On en a donné un plus sérieux : la perte des éléments de preuve de la culpabilité ou surtout de la non-culpabilité. Il y a du vrai, pour l’ordinaire, dans cette considération ; mais le motif est insuffisant ; car, les preuves eussent-elles été parfaitement conservées, s’agit-il, par exemple, de délits ou de contraventions constatés par des procès-verbaux que la loi elle-même investit d’une force probante, la prescription n’en serait pas moins acquise.

Le seul véritable motif tient au bases mêmes du droit de punir : le temps, ce grand changeur, ne transforme-t-il pas, ne détruit-il pas toute chose ? Après un certain temps écoulé, le souvenir du fait coupable s’en est allé, le besoin de l’exemple a disparu, une des bases essentielles du droit de punir, l’utilité sociale, manque : le droit de punir n’existe donc plus.
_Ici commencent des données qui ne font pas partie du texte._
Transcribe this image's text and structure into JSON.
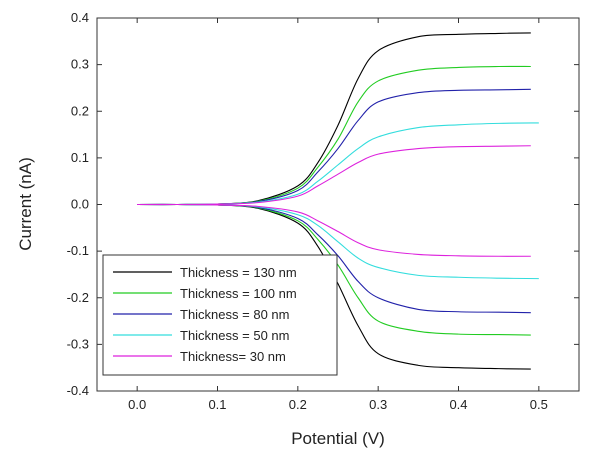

Effet inévitable de la marche successive des heures, qu’il n’est donné à aucun législateur de méconnaître, qui modifie ou fait disparaître les nécessités ou utilités publiques, les souvenirs humains, les éléments de preuve, et qui fait tomber des mains de la société le droit de punir, parce qu’elle fait évanouir l’intérêt social à la punition.